Put simply, your naturalistic position makes a circular argument. You cannot evaluate the efficacy with which moral reasoning makes correct value judgments without first assuming the efficacy of moral reasoning. That’s what I mean when I say that naturalist theories of morality unjustifiably ‘privilege’ some instincts (empathy, disgust, altruism, group cohesion, etc.) over others.
The research you cite insightfully identifies external influences (culture and experience) and innate processes that contribute to the process of moral reasoning. I do not dispute any of their conclusions. But, and it is a critical ‘but’, empirical data alone cannot show that the results of moral reasoning are in fact moral. For example, scientific research can show that sociopaths reason differently from regular folks. Scientific research apart from a pre-determined measurable moral standard cannot show that the value judgments of a sociopath are morally inferior, equal, or superior to those of regular folks. From a naturalistic perspective, the best anyone can do is say that the behavior of a sociopath deviates from the cultural norm.

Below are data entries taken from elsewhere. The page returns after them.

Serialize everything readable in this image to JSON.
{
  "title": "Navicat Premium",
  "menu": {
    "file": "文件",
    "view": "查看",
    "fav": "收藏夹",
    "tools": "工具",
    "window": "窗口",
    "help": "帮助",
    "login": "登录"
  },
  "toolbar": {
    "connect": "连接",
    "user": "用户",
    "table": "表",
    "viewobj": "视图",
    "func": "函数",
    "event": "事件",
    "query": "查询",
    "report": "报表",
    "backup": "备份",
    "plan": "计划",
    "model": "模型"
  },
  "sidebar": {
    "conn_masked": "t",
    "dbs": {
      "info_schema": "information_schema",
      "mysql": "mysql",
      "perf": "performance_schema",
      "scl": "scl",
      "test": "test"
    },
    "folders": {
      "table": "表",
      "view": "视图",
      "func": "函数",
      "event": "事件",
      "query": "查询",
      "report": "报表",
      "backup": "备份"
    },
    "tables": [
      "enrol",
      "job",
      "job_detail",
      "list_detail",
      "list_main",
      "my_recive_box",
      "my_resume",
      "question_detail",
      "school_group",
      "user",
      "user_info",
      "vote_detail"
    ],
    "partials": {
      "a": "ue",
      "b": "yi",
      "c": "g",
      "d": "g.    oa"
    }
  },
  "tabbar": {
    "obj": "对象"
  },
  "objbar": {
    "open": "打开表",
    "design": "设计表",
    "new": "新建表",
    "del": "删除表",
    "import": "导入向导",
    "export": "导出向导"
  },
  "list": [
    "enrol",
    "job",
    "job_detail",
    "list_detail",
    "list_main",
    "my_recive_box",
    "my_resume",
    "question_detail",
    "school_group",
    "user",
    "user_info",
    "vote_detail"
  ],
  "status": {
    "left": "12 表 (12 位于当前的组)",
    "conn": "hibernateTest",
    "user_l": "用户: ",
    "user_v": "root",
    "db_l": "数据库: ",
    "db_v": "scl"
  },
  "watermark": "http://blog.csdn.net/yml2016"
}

Secondly, it is premature to say that specific social systems are more fit than others. As for now, scientific research is too incomplete to say if the moral framework of one culture is superior to another in terms of ‘fitness’. It’s all speculation. Human societies have been organized under tribal elders and warlords, dynasties, dictators, empires, communes, and nation states. Western constitutional republics and liberal democracies have only been around for a tiny sliver of human history. There is insufficient data to suppose that Western-style approaches to governance are any more likely to insure the long-term survival of humanity than Islamic Caliphates or stone-age tribalism.